Yes. He would do that.

He tried to imagine himself assisting Sargon over the wall. One could get on the top of the wall and reach down to his hands. A cripple could do it. The motor bicycle would have to be waiting up there in the lane. And then? Where would he take him?

This was a new consideration. For a time Bobby’s mind was appalled and paralyzed by the complexities of his enterprise. He had not thought of taking him anywhere in particular.

The days that intervened before visiting day seemed at once interminable and frightfully swift. He had been to Dymchurch in the summer with the Malmesburys, and liked the landlady of his lodgings very much; he wired to her “Can I come with a relation not ill but overworked for week or so you will remember me last summer Roothing the Feathers Cummerdown” and had got a reply, “Glad to see you any time.” So that was all right. But the rest of the plan failed very largely to materialize. He made his nocturnal visit to the asylum grounds without misadventure.

The morning of visiting day found him with half a dozen plans, and they all had gaps and none seemed much better or worse than the others. And he had walked round the asylum grounds at various discreet distances, by night and day just twenty-three times, not counting loops, returns and visits to particular points of interest. Fortunately asylums are much preoccupied with their internal affairs, and do not keep look-out men upon the battlements. They do not reckon with rescuers from outside.

Bobby made his final decision among these conflicting projects over his breakfast bacon. With a resolute sang-froid and his nerves all a-tingle, he set out for the asylum to see Sargon and begin the work of rescue as he had thought it out. First he had to find out what freedom of movement was permitted Sargon, when it might be possible for him to get away to the corner by the culvert, and he had to arrange a time for that meeting. Then he would have to provide also for alternative times if Sargon failed to keep his first appointment. Bobby would be waiting under the wall and the motor bicycle and side-car would be hidden among the bushes up by the road. In a trice Sargon would be over the wall. After that they could laugh at pursuit. Off they would go to Dymchurch, and there, safe and untrackable, Sargon would keep indoors until the fifteen days needed to make him legally a sane man again had passed. And then Bobby could find out those relations of his and talk the matter over with them, and get things on a proper footing. So Bobby planned it out.

Just at the lodge gates he decided upon an assumed name.
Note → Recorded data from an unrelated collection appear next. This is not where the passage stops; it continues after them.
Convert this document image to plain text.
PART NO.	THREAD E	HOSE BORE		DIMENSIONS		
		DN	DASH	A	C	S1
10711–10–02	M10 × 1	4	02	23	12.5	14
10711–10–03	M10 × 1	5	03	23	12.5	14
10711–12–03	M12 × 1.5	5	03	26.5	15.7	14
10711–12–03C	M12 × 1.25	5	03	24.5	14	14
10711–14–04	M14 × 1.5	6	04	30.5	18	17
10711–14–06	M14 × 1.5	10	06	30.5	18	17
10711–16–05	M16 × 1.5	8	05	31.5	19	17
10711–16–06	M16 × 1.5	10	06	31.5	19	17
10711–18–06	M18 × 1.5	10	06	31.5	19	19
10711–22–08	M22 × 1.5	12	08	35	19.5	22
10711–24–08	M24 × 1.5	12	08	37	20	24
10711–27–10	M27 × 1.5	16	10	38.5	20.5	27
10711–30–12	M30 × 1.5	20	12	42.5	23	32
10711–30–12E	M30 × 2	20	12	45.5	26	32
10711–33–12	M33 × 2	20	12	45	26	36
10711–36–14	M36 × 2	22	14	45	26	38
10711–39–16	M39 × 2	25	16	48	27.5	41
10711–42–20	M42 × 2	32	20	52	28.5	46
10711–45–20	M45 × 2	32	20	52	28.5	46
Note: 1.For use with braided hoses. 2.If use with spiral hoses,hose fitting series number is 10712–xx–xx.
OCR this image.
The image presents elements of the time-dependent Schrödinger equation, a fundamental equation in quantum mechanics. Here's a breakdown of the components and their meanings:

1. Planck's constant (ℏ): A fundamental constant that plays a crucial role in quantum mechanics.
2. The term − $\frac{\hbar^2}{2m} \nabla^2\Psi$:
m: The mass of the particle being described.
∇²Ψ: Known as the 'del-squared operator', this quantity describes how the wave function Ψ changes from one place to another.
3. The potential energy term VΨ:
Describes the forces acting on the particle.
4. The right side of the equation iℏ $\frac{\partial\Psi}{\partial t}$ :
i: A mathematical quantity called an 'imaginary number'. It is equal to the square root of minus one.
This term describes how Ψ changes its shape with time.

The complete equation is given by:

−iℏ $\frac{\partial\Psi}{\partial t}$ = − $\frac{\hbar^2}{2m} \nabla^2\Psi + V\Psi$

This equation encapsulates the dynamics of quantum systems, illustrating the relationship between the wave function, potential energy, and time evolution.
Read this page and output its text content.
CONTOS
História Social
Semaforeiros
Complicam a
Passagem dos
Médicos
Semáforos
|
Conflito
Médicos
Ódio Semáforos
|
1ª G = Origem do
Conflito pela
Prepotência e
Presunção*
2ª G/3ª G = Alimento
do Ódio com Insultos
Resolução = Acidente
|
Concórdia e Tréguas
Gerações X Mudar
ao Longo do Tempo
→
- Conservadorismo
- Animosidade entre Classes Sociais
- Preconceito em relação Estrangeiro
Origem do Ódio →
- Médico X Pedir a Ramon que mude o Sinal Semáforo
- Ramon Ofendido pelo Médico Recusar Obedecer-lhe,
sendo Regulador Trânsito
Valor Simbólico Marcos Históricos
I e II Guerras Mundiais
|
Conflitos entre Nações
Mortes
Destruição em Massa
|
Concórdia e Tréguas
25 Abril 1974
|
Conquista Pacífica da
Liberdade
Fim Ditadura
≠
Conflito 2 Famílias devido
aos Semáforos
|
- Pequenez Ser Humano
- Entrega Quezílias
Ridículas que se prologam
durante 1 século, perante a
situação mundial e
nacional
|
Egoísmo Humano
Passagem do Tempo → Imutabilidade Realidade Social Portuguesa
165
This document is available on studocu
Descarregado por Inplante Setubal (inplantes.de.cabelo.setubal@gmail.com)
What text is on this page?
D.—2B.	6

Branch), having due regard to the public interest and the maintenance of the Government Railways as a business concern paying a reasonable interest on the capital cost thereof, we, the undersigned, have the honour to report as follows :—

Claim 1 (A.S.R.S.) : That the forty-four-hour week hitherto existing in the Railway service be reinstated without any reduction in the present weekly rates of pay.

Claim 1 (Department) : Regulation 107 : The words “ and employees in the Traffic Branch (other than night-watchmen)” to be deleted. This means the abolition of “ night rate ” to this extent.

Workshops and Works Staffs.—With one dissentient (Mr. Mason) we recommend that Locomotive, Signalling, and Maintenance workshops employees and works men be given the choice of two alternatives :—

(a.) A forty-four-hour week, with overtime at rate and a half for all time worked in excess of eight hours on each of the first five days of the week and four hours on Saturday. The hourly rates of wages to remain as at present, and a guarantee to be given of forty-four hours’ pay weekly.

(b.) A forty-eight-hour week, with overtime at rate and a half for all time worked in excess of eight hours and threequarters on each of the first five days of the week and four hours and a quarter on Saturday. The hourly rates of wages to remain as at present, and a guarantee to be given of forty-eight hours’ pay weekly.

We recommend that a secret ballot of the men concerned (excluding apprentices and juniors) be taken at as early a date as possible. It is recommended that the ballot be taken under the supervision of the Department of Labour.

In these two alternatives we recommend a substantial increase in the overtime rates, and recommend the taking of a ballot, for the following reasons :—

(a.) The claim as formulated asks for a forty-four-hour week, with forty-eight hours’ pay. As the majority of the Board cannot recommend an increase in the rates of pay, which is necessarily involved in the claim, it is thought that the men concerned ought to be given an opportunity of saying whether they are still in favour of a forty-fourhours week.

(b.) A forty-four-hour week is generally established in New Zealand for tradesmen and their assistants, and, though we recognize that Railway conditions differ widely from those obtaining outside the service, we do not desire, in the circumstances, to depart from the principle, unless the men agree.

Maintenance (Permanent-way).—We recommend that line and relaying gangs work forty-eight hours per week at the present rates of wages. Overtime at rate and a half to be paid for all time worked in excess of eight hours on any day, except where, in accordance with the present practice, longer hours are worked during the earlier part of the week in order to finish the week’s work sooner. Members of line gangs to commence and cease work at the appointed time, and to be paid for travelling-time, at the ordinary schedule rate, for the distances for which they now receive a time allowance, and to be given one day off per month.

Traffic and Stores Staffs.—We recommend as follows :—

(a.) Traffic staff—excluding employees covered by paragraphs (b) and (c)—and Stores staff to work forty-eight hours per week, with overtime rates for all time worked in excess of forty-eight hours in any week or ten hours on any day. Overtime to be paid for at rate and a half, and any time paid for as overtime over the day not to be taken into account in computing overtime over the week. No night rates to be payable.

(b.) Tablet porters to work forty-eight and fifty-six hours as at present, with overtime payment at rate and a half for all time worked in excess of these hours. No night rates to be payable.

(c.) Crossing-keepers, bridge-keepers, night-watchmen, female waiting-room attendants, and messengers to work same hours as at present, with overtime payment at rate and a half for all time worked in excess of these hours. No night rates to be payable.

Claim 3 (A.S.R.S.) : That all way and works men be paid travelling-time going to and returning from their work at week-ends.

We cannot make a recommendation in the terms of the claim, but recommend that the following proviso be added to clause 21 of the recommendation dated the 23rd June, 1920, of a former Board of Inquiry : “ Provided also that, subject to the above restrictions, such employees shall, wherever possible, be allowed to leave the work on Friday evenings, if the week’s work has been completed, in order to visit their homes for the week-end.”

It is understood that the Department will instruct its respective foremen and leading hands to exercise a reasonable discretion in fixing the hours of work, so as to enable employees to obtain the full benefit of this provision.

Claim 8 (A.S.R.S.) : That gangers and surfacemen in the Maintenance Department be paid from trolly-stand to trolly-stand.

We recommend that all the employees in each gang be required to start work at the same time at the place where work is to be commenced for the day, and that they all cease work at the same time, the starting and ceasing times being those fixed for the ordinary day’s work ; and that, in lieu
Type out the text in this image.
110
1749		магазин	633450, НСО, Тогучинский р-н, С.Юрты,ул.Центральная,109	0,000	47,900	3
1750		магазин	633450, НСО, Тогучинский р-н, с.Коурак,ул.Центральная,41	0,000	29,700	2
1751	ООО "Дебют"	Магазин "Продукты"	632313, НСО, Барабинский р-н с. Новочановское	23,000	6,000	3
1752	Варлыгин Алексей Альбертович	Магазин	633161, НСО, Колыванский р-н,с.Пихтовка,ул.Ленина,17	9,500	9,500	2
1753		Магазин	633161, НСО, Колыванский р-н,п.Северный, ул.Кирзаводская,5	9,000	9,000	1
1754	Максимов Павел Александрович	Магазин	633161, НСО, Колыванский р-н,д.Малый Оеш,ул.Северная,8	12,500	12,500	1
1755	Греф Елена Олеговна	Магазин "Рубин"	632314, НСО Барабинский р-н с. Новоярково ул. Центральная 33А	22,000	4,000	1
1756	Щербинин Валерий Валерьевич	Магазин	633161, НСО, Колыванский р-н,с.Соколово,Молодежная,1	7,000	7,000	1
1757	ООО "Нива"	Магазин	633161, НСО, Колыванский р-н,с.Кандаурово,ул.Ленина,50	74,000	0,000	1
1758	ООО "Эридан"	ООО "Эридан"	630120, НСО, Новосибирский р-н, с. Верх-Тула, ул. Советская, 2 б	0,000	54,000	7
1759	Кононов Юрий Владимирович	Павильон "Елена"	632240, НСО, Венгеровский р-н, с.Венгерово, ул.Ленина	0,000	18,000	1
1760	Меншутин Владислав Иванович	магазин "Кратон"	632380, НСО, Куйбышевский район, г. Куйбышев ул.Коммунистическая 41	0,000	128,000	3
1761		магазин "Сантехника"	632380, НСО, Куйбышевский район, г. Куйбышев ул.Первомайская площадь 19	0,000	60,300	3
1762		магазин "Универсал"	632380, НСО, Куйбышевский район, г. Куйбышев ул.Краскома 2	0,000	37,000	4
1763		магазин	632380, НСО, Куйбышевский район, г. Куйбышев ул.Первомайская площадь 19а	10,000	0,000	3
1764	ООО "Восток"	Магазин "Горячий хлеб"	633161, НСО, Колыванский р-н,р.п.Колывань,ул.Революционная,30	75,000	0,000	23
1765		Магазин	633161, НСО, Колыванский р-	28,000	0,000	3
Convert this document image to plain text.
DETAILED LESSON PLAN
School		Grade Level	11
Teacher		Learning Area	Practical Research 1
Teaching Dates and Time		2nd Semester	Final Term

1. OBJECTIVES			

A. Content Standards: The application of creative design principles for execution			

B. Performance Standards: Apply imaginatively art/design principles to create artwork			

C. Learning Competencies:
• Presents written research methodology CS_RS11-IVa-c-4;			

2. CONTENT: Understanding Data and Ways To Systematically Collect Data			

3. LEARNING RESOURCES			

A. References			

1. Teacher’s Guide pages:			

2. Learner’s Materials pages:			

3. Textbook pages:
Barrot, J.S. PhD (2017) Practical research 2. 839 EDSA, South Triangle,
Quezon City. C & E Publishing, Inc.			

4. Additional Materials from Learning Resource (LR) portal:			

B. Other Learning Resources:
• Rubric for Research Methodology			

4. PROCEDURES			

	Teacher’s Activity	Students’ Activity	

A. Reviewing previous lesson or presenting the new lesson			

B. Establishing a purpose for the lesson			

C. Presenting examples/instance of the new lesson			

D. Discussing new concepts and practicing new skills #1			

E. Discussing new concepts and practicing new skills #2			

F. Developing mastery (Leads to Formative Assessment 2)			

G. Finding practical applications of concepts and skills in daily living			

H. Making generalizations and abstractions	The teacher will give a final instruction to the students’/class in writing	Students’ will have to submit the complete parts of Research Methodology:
He wasn’t quite clear why he didn’t give his own name, but an assumed name seemed to him to be more in the spirit of the adventure.

§ 3

When Sargon was informed that he was to be visited by Mr. Robin Goodchild he was in a depressed mood. He betrayed no surprise at the name. It seemed to him to be as good as any other name. It might be the name of some intelligent inquirer or possibly even some precursor of the release he still hoped for. His spirits rose. He submitted cheerfully to a searching examination of his personal tidiness, and he nodded acquiescently to a warning not to talk about “every blessed thing” he’d seen.

His spirits rose still more when he saw the dark kindliness of Bobby’s face. It was the one disciple who had ever seemed to believe. He held out both his hands in a little storm of emotion. Whatever sort of muddler Bobby might be to himself, to Sargon in that moment at least he was strength and hope.